Similarly, a trader who is not doing well mentally will not perform well. For example, if you are going through a difficult breakup, chances are that you will be spending a lot of time thinking about it. This will make it difficult for you to conduct adequate analysis that is important for your trading. The same is true if you have huge outstanding debts or if you have just lost a loved one. Therefore, before you start trading, you should always ensure that you are doing well emotionally.
Another way to look at psychology in trading is how you deal with losses. The financial market always moves up and down and traders always lose money. This includes the best traders in the world. The challenge is how you deal with your losing trades.
For example, if you lose 15% of your account, how would you react? Since these types of losses do happen, you should be at a good position to move on without exposing yourself to risks.
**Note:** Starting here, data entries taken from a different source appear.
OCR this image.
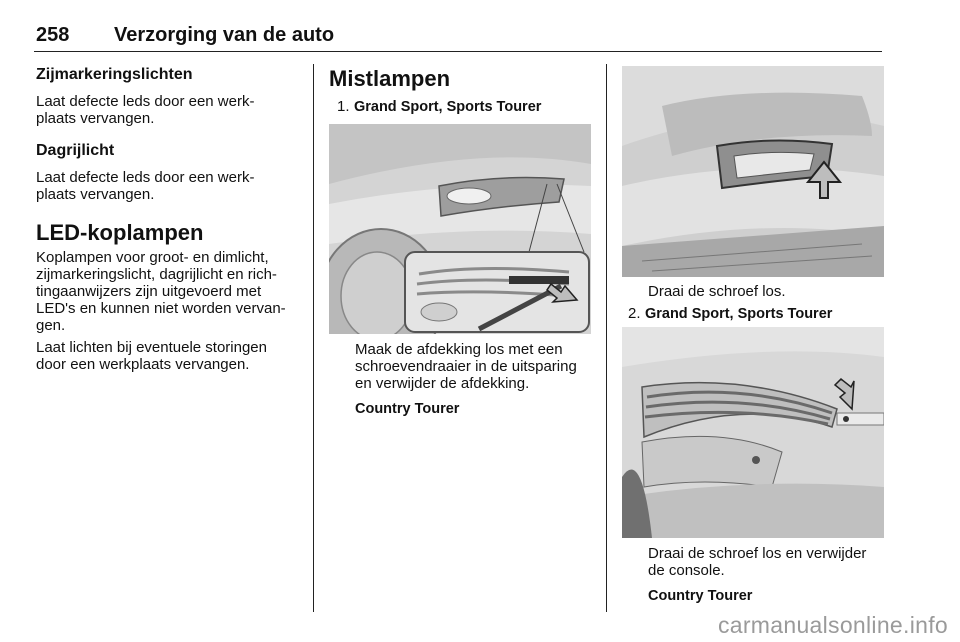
258 Verzorging van de auto

Zijmarkeringslichten

Laat defecte leds door een werk-
plaats vervangen.

Dagrijlicht

Laat defecte leds door een werk-
plaats vervangen.

LED-koplampen

Koplampen voor groot- en dimlicht,
zijmarkeringslicht, dagrijlicht en rich-
tingaanwijzers zijn uitgevoerd met
LED's en kunnen niet worden vervan-
gen.

Laat lichten bij eventuele storingen
door een werkplaats vervangen.

Mistlampen

1. Grand Sport, Sports Tourer

Maak de afdekking los met een
schroevendraaier in de uitsparing
en verwijder de afdekking.

Country Tourer

Draai de schroef los.

2. Grand Sport, Sports Tourer

Draai de schroef los en verwijder
de console.

Country Tourer

carmanualsonline.info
A common mistake people do is to open an opposite trade after making a big loss. For example, if the EUR/USD pair is trading at 1.1200, you can placed a long trade expecting it to move to 1.1250. If the trade goes down and reaches a low of 1.1160, you can be tempted to end it and open an opposite trade. Since you will open such a trade without doing any analysis, chances are that you will end up losing money.
There are a few ways of preventing this scenario. First, you should always use a low leverage ratio. This will help you reduce the amounts of losses you are exposed to. Second, you should calculate your risk tolerance ratio. After this, you should place a stop loss at the risk tolerance level. For example, if you have a $10,000 account and your tolerance ratio is a third, you should place the stop loss at the $300. This means that you will be comfortable to lose $300 per trade. Third, you should ensure that trading does not dominate your life. By this I mean that you should always have your free time to reflect, read, watch, play, and hang out with your family. Being active will help you improve your trading and ease your pressure when trading.